一方で、回転のエネルギーについて計算すると、変化前のエネルギーは$${\frac{1}{2}I_1ω_1^2}$$であり、変化後のエネルギーは$${\frac{1}{2}I_2ω_2^2}$$となります。変化後のエネルギーについて先ほど得られた角速度を代入して計算すると、

$$
\frac{1}{2}I_2ω_2^2=\frac{1}{2}I_2(\frac{I_1}{I_2}ω_1)^2=\frac{1}{2}I_1ω_1^2×\frac{I_1}{I_2}
$$

となり、これは変化前のエネルギー$${\frac{1}{2}I_1ω_1^2}$$と一致せず、慣性モーメントを小さくすることで回転のエネルギーも増える事が計算できます。

 この力学的エネルギーの増加の原因は何でしょうか?

 外力である重力の仕事は全て並進運動の運動エネルギーの変化になるため、回転エネルギーを増やす事はありません。回転エネルギーの増加は筋収縮による内力の仕事によるものです。これは筋肉に蓄えられていた化学エネルギーが筋肉の収縮を通して回転エネルギーへと変換されたと言い換える事が出来ます。二つのエネルギーの差は

$$
\frac{1}{2}I_1ω_1^2×(\frac{I_1-I_2}{I_2})
$$

 と計算できます。

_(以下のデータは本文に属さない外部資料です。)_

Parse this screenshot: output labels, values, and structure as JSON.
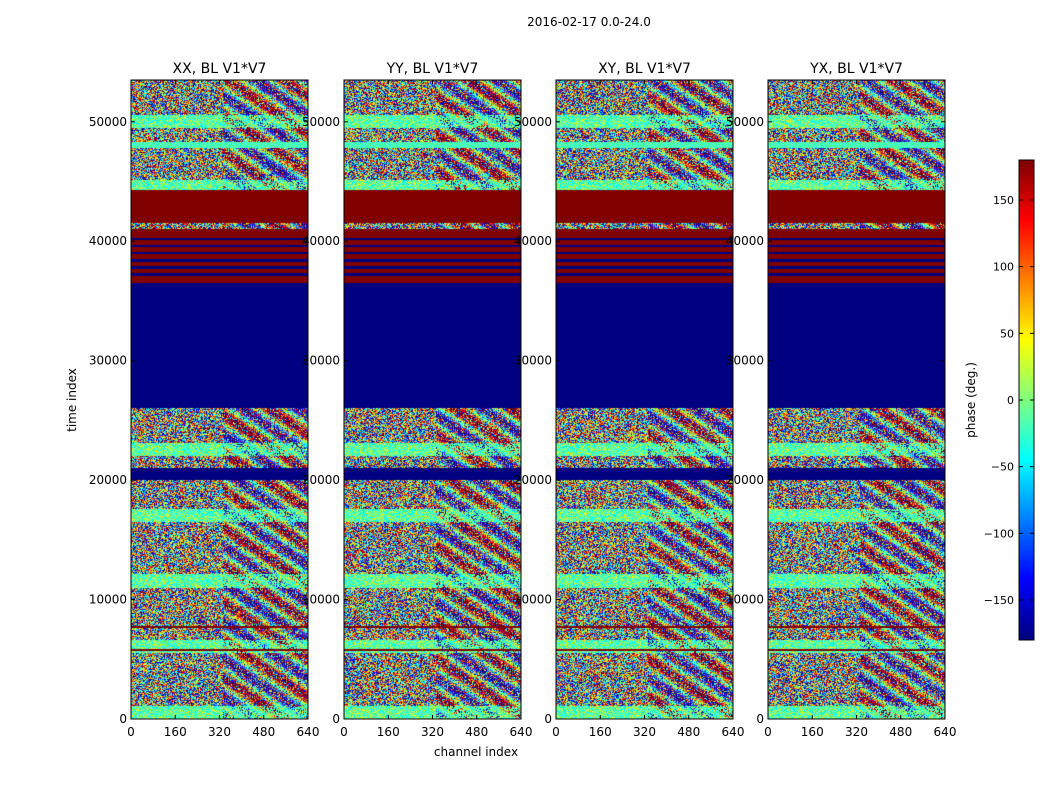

これは、慣性モーメントを小さくすれば小さくするほど大きくなる事を示しています。逆に慣性モーメントを大きくした場合にはこの値が負になります。(この時、筋肉がブレーキを掛ける事で回転のエネルギーは筋肉や骨格へと流入する為、筋肉や骨格は本当に微細なダメージを受けることになります)

 この様に人体の運動中には筋収縮に伴うエネルギーの変化がある為、多くの場合で力学的エネルギー保存は成立しません。